The Reserve Bank of India’s monetary policy committee (MPC) is expected to keep the repo rate — at which it lends to banks — unchanged when it meets early June to take stock of macroeconomic factors and behaviour of prices since April.
Many risks that were flagged then, including oil prices and inflation, have not turned adverse. But, the MPC might prefer to stick to its earlier policy stance. The focus would then be on the outlook of the committee, bankers said.
A senior State Bank of India executive said no rate cut action was expected in the June review, while the outlook might be less hawkish. How rains would spread over the country and the initial feedback over roll-out of the goods and service tax would weigh on the panel members’ minds.

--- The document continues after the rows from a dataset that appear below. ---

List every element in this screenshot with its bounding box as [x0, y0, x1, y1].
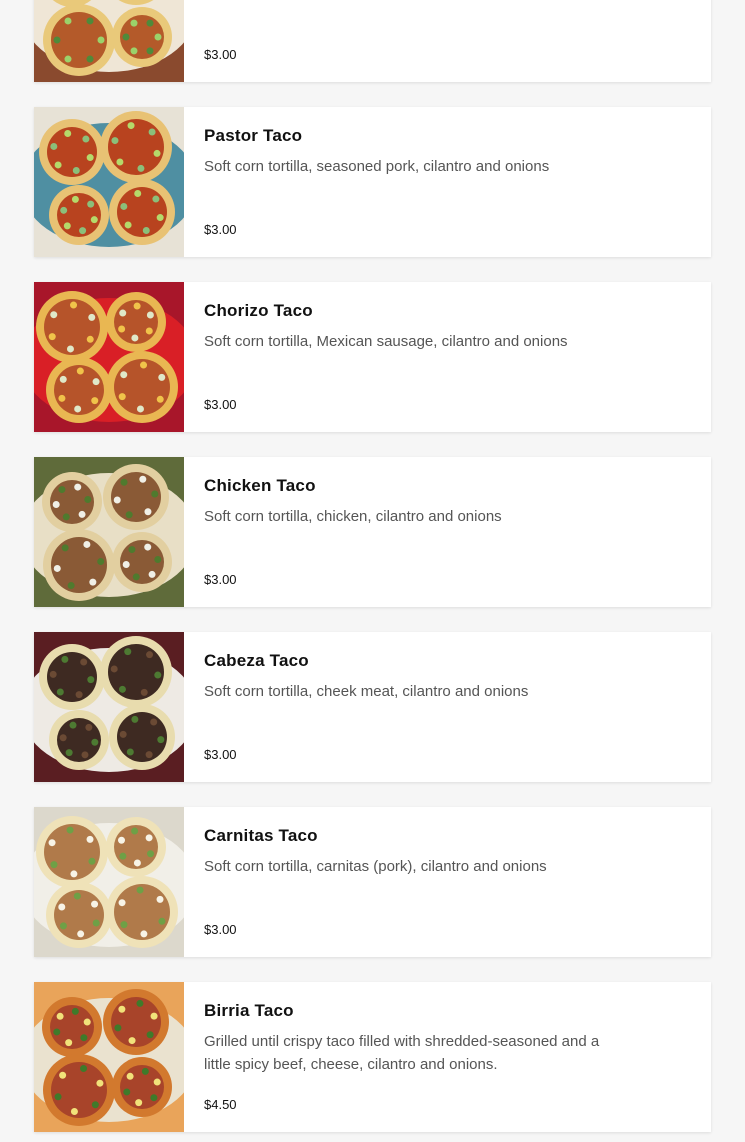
menu-item-info: Chorizo Taco Soft corn tortilla, Mexican…	[204, 282, 644, 432]
menu-item-price: $3.00	[204, 47, 237, 62]
chicken-taco-photo[interactable]	[34, 457, 184, 607]
menu-item-price: $3.00	[204, 397, 237, 412]
menu-item-description: Soft corn tortilla, cheek meat, cilantro…	[204, 683, 529, 700]
birria-taco-photo[interactable]	[34, 982, 184, 1132]
menu-item-list: $3.00 Pastor Taco Soft corn tortilla, se…	[0, 0, 745, 1142]
menu-item-card[interactable]: Cabeza Taco Soft corn tortilla, cheek me…	[34, 632, 711, 782]
menu-item-name: Carnitas Taco	[204, 826, 318, 845]
menu-item-card[interactable]: Chorizo Taco Soft corn tortilla, Mexican…	[34, 282, 711, 432]
menu-item-info: Carnitas Taco Soft corn tortilla, carnit…	[204, 807, 644, 957]
menu-item-name: Chorizo Taco	[204, 301, 313, 320]
menu-item-info: Birria Taco Grilled until crispy taco fi…	[204, 982, 644, 1132]
menu-item-description: Soft corn tortilla, carnitas (pork), cil…	[204, 858, 547, 875]
menu-item-price: $3.00	[204, 222, 237, 237]
plated-tacos-photo[interactable]	[34, 0, 184, 82]
menu-item-description: Soft corn tortilla, seasoned pork, cilan…	[204, 158, 550, 175]
menu-item-price: $3.00	[204, 572, 237, 587]
menu-item-description: Soft corn tortilla, Mexican sausage, cil…	[204, 333, 568, 350]
menu-item-description: Soft corn tortilla, chicken, cilantro an…	[204, 508, 502, 525]
menu-item-price: $3.00	[204, 747, 237, 762]
menu-item-card[interactable]: Birria Taco Grilled until crispy taco fi…	[34, 982, 711, 1132]
menu-item-info: Cabeza Taco Soft corn tortilla, cheek me…	[204, 632, 644, 782]
chorizo-taco-photo[interactable]	[34, 282, 184, 432]
menu-item-card[interactable]: Chicken Taco Soft corn tortilla, chicken…	[34, 457, 711, 607]
menu-item-card[interactable]: $3.00	[34, 0, 711, 82]
menu-item-price: $3.00	[204, 922, 237, 937]
menu-item-card[interactable]: Carnitas Taco Soft corn tortilla, carnit…	[34, 807, 711, 957]
carnitas-taco-photo[interactable]	[34, 807, 184, 957]
cabeza-taco-photo[interactable]	[34, 632, 184, 782]
menu-item-price: $4.50	[204, 1097, 237, 1112]
menu-item-description: Grilled until crispy taco filled with sh…	[204, 1033, 600, 1073]
menu-item-info: $3.00	[204, 0, 644, 82]
menu-item-name: Birria Taco	[204, 1001, 294, 1020]
menu-item-name: Chicken Taco	[204, 476, 316, 495]
pastor-taco-photo[interactable]	[34, 107, 184, 257]
menu-item-name: Cabeza Taco	[204, 651, 309, 670]
menu-item-name: Pastor Taco	[204, 126, 303, 145]
menu-item-info: Chicken Taco Soft corn tortilla, chicken…	[204, 457, 644, 607]
menu-item-info: Pastor Taco Soft corn tortilla, seasoned…	[204, 107, 644, 257]
menu-item-card[interactable]: Pastor Taco Soft corn tortilla, seasoned…	[34, 107, 711, 257]
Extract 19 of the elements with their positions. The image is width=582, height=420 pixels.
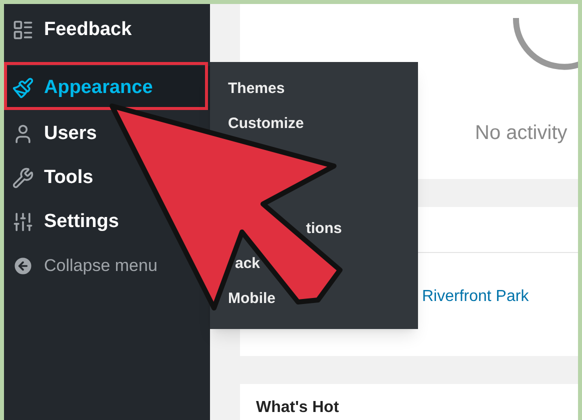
submenu-item[interactable]: ack [235,253,260,276]
sidebar-item[interactable]: Feedback [4,8,136,52]
event-link[interactable]: Riverfront Park [422,288,529,305]
card-title: What's Hot [256,399,339,416]
sidebar-item[interactable]: Settings [4,200,123,244]
activity-message: No activity [475,121,568,146]
collapse-icon [12,255,34,277]
sidebar-item[interactable]: Appearance [4,66,210,110]
sidebar-item[interactable]: Tools [4,156,98,200]
sidebar-item[interactable]: Users [4,112,101,156]
list-icon [12,19,34,41]
submenu-item[interactable]: tions [306,218,342,241]
submenu-item[interactable]: Customize [228,113,304,136]
submenu-item[interactable]: Mobile [228,288,276,311]
paintbrush-icon [12,77,34,99]
collapse-menu-button[interactable]: Collapse menu [4,244,162,288]
wrench-icon [12,167,34,189]
submenu-item[interactable]: Themes [228,78,285,101]
sliders-icon [12,211,34,233]
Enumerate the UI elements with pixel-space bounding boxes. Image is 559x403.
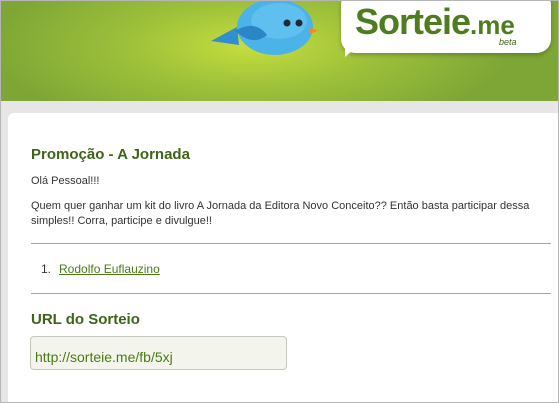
winner-number: 1.	[41, 262, 52, 276]
url-section-heading: URL do Sorteio	[31, 311, 140, 328]
page-frame: Sorteie.me beta Promoção - A Jornada Olá…	[0, 0, 559, 403]
raffle-url-text[interactable]: http://sorteie.me/fb/5xj	[35, 349, 173, 365]
raffle-title: Promoção - A Jornada	[31, 146, 190, 163]
logo-main-text: Sorteie	[355, 1, 471, 42]
header-banner: Sorteie.me beta	[1, 1, 558, 101]
raffle-description-line: Quem quer ganhar um kit do livro A Jorna…	[31, 200, 530, 212]
winner-link[interactable]: Rodolfo Euflauzino	[59, 262, 160, 276]
raffle-greeting: Olá Pessoal!!!	[31, 175, 100, 187]
raffle-description: Quem quer ganhar um kit do livro A Jorna…	[31, 199, 529, 229]
list-item: 1. Rodolfo Euflauzino	[41, 262, 160, 276]
site-logo[interactable]: Sorteie.me	[355, 1, 515, 47]
bird-mascot-icon	[211, 1, 318, 55]
logo-suffix-text: .me	[470, 10, 515, 40]
winners-list: 1. Rodolfo Euflauzino	[41, 262, 160, 276]
raffle-description-line: simples!! Corra, participe e divulgue!!	[31, 215, 212, 227]
divider	[31, 293, 551, 294]
beta-label: beta	[499, 37, 517, 47]
raffle-url-field[interactable]: http://sorteie.me/fb/5xj	[30, 336, 287, 370]
divider	[31, 243, 551, 244]
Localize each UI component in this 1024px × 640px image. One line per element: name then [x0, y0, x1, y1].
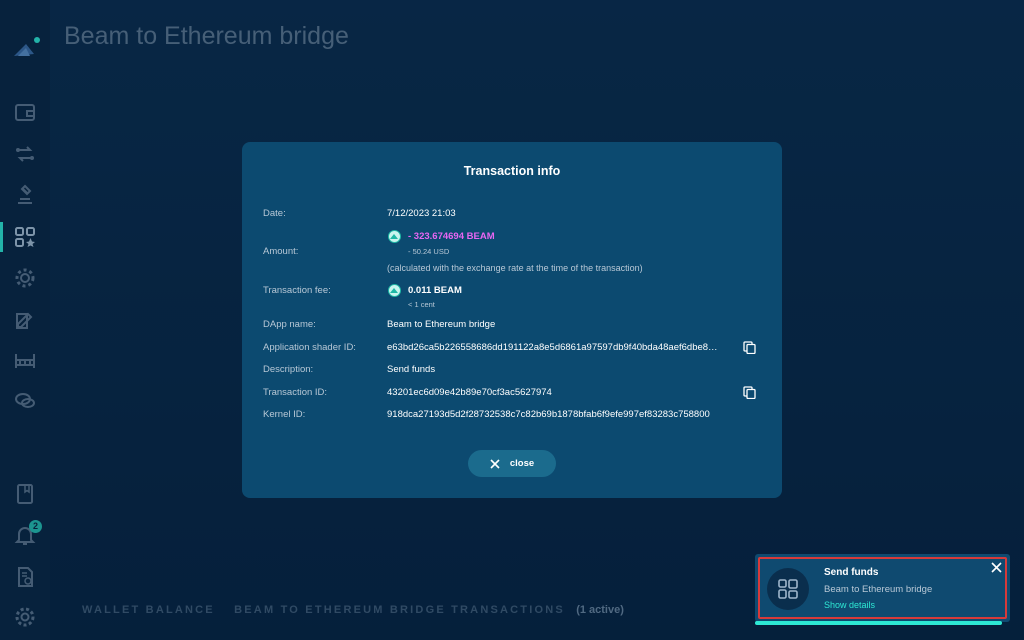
beam-coin-icon — [388, 230, 401, 243]
kernel-id-value: 918dca27193d5d2f28732538c7c82b69b1878bfa… — [387, 409, 710, 420]
description-value: Send funds — [387, 364, 436, 375]
close-button[interactable]: close — [468, 450, 556, 477]
beam-coin-icon — [388, 284, 401, 297]
close-button-label: close — [509, 458, 535, 469]
fee-value: 0.011 BEAM — [408, 285, 462, 296]
copy-icon[interactable] — [743, 341, 756, 355]
amount-label: Amount: — [263, 246, 299, 257]
highlight-outline — [758, 557, 1007, 619]
close-icon — [490, 458, 500, 469]
modal-title: Transaction info — [463, 164, 561, 178]
amount-value: - 323.674694 BEAM — [408, 231, 495, 242]
transaction-id-value: 43201ec6d09e42b89e70cf3ac5627974 — [387, 387, 552, 398]
dapp-name-label: DApp name: — [263, 319, 316, 330]
shader-id-label: Application shader ID: — [263, 342, 356, 353]
shader-id-value: e63bd26ca5b226558686dd191122a8e5d6861a97… — [387, 342, 718, 353]
date-label: Date: — [263, 208, 286, 219]
dapp-name-value: Beam to Ethereum bridge — [387, 319, 496, 330]
copy-icon[interactable] — [743, 386, 756, 400]
transaction-info-modal: Transaction info Date: 7/12/2023 21:03 A… — [242, 142, 782, 498]
kernel-id-label: Kernel ID: — [263, 409, 306, 420]
amount-note: (calculated with the exchange rate at th… — [387, 263, 643, 273]
fee-label: Transaction fee: — [263, 285, 331, 296]
amount-usd: - 50.24 USD — [408, 247, 450, 256]
date-value: 7/12/2023 21:03 — [387, 208, 456, 219]
toast-progress-bar — [755, 621, 1003, 625]
transaction-id-label: Transaction ID: — [263, 387, 328, 398]
description-label: Description: — [263, 364, 314, 375]
fee-usd: < 1 cent — [408, 300, 435, 309]
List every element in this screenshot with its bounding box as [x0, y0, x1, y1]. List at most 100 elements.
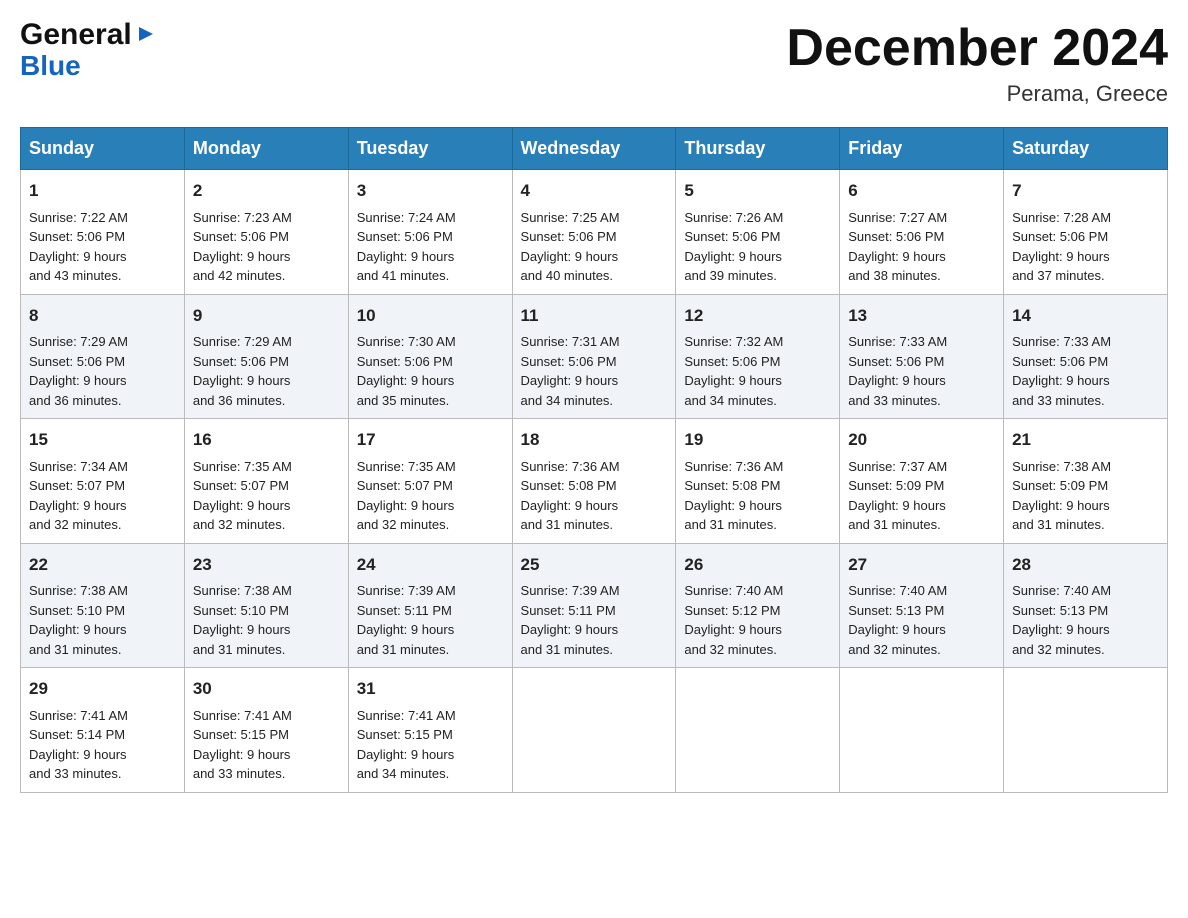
- sunrise-label: Sunrise: 7:37 AM: [848, 459, 947, 474]
- daylight-label: Daylight: 9 hours: [29, 498, 127, 513]
- sunset-label: Sunset: 5:06 PM: [521, 229, 617, 244]
- daylight-value: and 31 minutes.: [684, 517, 777, 532]
- daylight-label: Daylight: 9 hours: [29, 747, 127, 762]
- calendar-cell: [512, 668, 676, 793]
- daylight-value: and 32 minutes.: [684, 642, 777, 657]
- calendar-cell: 23 Sunrise: 7:38 AM Sunset: 5:10 PM Dayl…: [184, 543, 348, 668]
- calendar-cell: 31 Sunrise: 7:41 AM Sunset: 5:15 PM Dayl…: [348, 668, 512, 793]
- daylight-label: Daylight: 9 hours: [1012, 498, 1110, 513]
- day-number: 9: [193, 303, 340, 329]
- daylight-label: Daylight: 9 hours: [848, 373, 946, 388]
- daylight-value: and 31 minutes.: [193, 642, 286, 657]
- calendar-cell: 11 Sunrise: 7:31 AM Sunset: 5:06 PM Dayl…: [512, 294, 676, 419]
- daylight-label: Daylight: 9 hours: [1012, 249, 1110, 264]
- calendar-cell: 9 Sunrise: 7:29 AM Sunset: 5:06 PM Dayli…: [184, 294, 348, 419]
- day-number: 7: [1012, 178, 1159, 204]
- col-thursday: Thursday: [676, 128, 840, 170]
- daylight-value: and 31 minutes.: [1012, 517, 1105, 532]
- calendar-cell: 30 Sunrise: 7:41 AM Sunset: 5:15 PM Dayl…: [184, 668, 348, 793]
- sunrise-label: Sunrise: 7:27 AM: [848, 210, 947, 225]
- sunset-label: Sunset: 5:06 PM: [193, 229, 289, 244]
- day-number: 27: [848, 552, 995, 578]
- calendar-cell: 25 Sunrise: 7:39 AM Sunset: 5:11 PM Dayl…: [512, 543, 676, 668]
- daylight-value: and 32 minutes.: [848, 642, 941, 657]
- calendar-cell: [676, 668, 840, 793]
- day-number: 30: [193, 676, 340, 702]
- day-number: 15: [29, 427, 176, 453]
- daylight-label: Daylight: 9 hours: [848, 249, 946, 264]
- sunset-label: Sunset: 5:06 PM: [357, 229, 453, 244]
- calendar-cell: 1 Sunrise: 7:22 AM Sunset: 5:06 PM Dayli…: [21, 170, 185, 295]
- sunset-label: Sunset: 5:15 PM: [357, 727, 453, 742]
- sunset-label: Sunset: 5:10 PM: [193, 603, 289, 618]
- day-number: 6: [848, 178, 995, 204]
- daylight-value: and 34 minutes.: [357, 766, 450, 781]
- day-number: 11: [521, 303, 668, 329]
- sunrise-label: Sunrise: 7:33 AM: [848, 334, 947, 349]
- daylight-value: and 41 minutes.: [357, 268, 450, 283]
- calendar-cell: [840, 668, 1004, 793]
- daylight-value: and 33 minutes.: [848, 393, 941, 408]
- daylight-value: and 36 minutes.: [29, 393, 122, 408]
- daylight-value: and 39 minutes.: [684, 268, 777, 283]
- day-number: 21: [1012, 427, 1159, 453]
- calendar-cell: 14 Sunrise: 7:33 AM Sunset: 5:06 PM Dayl…: [1004, 294, 1168, 419]
- daylight-label: Daylight: 9 hours: [848, 498, 946, 513]
- col-monday: Monday: [184, 128, 348, 170]
- sunrise-label: Sunrise: 7:22 AM: [29, 210, 128, 225]
- calendar-week-row-4: 22 Sunrise: 7:38 AM Sunset: 5:10 PM Dayl…: [21, 543, 1168, 668]
- calendar-cell: 18 Sunrise: 7:36 AM Sunset: 5:08 PM Dayl…: [512, 419, 676, 544]
- daylight-value: and 38 minutes.: [848, 268, 941, 283]
- day-number: 29: [29, 676, 176, 702]
- day-number: 16: [193, 427, 340, 453]
- day-number: 24: [357, 552, 504, 578]
- day-number: 14: [1012, 303, 1159, 329]
- day-number: 31: [357, 676, 504, 702]
- sunset-label: Sunset: 5:10 PM: [29, 603, 125, 618]
- daylight-value: and 33 minutes.: [193, 766, 286, 781]
- sunrise-label: Sunrise: 7:39 AM: [357, 583, 456, 598]
- daylight-value: and 33 minutes.: [29, 766, 122, 781]
- sunrise-label: Sunrise: 7:26 AM: [684, 210, 783, 225]
- calendar-header-row: Sunday Monday Tuesday Wednesday Thursday…: [21, 128, 1168, 170]
- calendar-cell: 19 Sunrise: 7:36 AM Sunset: 5:08 PM Dayl…: [676, 419, 840, 544]
- day-number: 13: [848, 303, 995, 329]
- sunset-label: Sunset: 5:15 PM: [193, 727, 289, 742]
- sunset-label: Sunset: 5:06 PM: [521, 354, 617, 369]
- calendar-cell: 13 Sunrise: 7:33 AM Sunset: 5:06 PM Dayl…: [840, 294, 1004, 419]
- col-wednesday: Wednesday: [512, 128, 676, 170]
- daylight-value: and 32 minutes.: [357, 517, 450, 532]
- sunset-label: Sunset: 5:06 PM: [357, 354, 453, 369]
- sunset-label: Sunset: 5:07 PM: [193, 478, 289, 493]
- sunrise-label: Sunrise: 7:38 AM: [29, 583, 128, 598]
- sunset-label: Sunset: 5:06 PM: [684, 229, 780, 244]
- daylight-label: Daylight: 9 hours: [1012, 373, 1110, 388]
- sunrise-label: Sunrise: 7:36 AM: [521, 459, 620, 474]
- sunrise-label: Sunrise: 7:28 AM: [1012, 210, 1111, 225]
- calendar-cell: 27 Sunrise: 7:40 AM Sunset: 5:13 PM Dayl…: [840, 543, 1004, 668]
- month-title: December 2024: [786, 20, 1168, 77]
- day-number: 22: [29, 552, 176, 578]
- daylight-value: and 32 minutes.: [1012, 642, 1105, 657]
- calendar-cell: 5 Sunrise: 7:26 AM Sunset: 5:06 PM Dayli…: [676, 170, 840, 295]
- logo: General Blue: [20, 20, 157, 82]
- daylight-value: and 36 minutes.: [193, 393, 286, 408]
- daylight-label: Daylight: 9 hours: [193, 249, 291, 264]
- daylight-label: Daylight: 9 hours: [357, 622, 455, 637]
- calendar-cell: 12 Sunrise: 7:32 AM Sunset: 5:06 PM Dayl…: [676, 294, 840, 419]
- col-friday: Friday: [840, 128, 1004, 170]
- daylight-label: Daylight: 9 hours: [29, 249, 127, 264]
- sunset-label: Sunset: 5:11 PM: [357, 603, 452, 618]
- sunrise-label: Sunrise: 7:40 AM: [1012, 583, 1111, 598]
- daylight-value: and 35 minutes.: [357, 393, 450, 408]
- daylight-value: and 32 minutes.: [29, 517, 122, 532]
- day-number: 19: [684, 427, 831, 453]
- logo-general: General: [20, 20, 132, 50]
- daylight-value: and 43 minutes.: [29, 268, 122, 283]
- day-number: 20: [848, 427, 995, 453]
- daylight-label: Daylight: 9 hours: [357, 498, 455, 513]
- sunset-label: Sunset: 5:12 PM: [684, 603, 780, 618]
- sunrise-label: Sunrise: 7:41 AM: [29, 708, 128, 723]
- sunrise-label: Sunrise: 7:41 AM: [193, 708, 292, 723]
- sunrise-label: Sunrise: 7:31 AM: [521, 334, 620, 349]
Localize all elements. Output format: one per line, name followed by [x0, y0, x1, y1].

Rating agency ICRA said the repo rate was likely to remain unchanged in the review and the policy tone would be less hawkish. Naresh Takkar, managing director and group chief executive officer of ICRA, accounted this to “the improved outlook for the monsoon, the GST rate structure and easing of commodity prices”, which had abated the inflation risks highlighted by the MPC in April.
“The MPC may choose to observe the actual progress of the monsoon and the adjustment during the transition to the GST, prior to reducing the policy rate or reversing the stance back to accommodative from neutral. Therefore, we expect the MPC to opt for a pause in the June 2017 policy review,” said Takkar. He also listed the Consumer Price Index-based inflation not falling below 4 per cent (the medium-term target) for six consecutive months and visible improvement in volume growth in a number of sectors after re-monetisation as factors for not cutting the repo rate.
While the improved monsoon prospects have subdued concerns about food inflation, the dip in reservoir levels and the extent of revision in minimum support prices were modest inflation risks. Food inflation was expected to be relatively benign in H1 FY2018 but a reversal of base effects could result in food inflation rising sharply to 4-5 per cent during H2 FY2017, it said.
At the April policy review, the central bank’s decision-making panel voted unanimously to keep rates unchanged. However, one member had before the vote made a case for an increase. Giving primacy to tackling inflation concerns, M Patra, executive director at the central bank and a member of the MPC, wanted a pre-emptive increase of 25 basis points (bps) in the rate.
In the February review, the decision was to change the policy stance from “accommodative” to “neutral”. The panel met again on April 5 and 6. It decided to continue with a neutral stance. It had cut the repo rate by 175 bps from January 2015.
Expecting a rate cut in the June review, one public sector bank official said a 25-bps cut in the repo would give a positive signal. Taking a cue from such a change, commercial banks would reduce their marginal cost-based lending rates. Else, banks would prefer to stay with existing MCLR rates.
The Confederation of Indian Industry had on Sunday said the time was apt for the Reserve Bank to cut interest rates, as inflation might remain at moderate levels.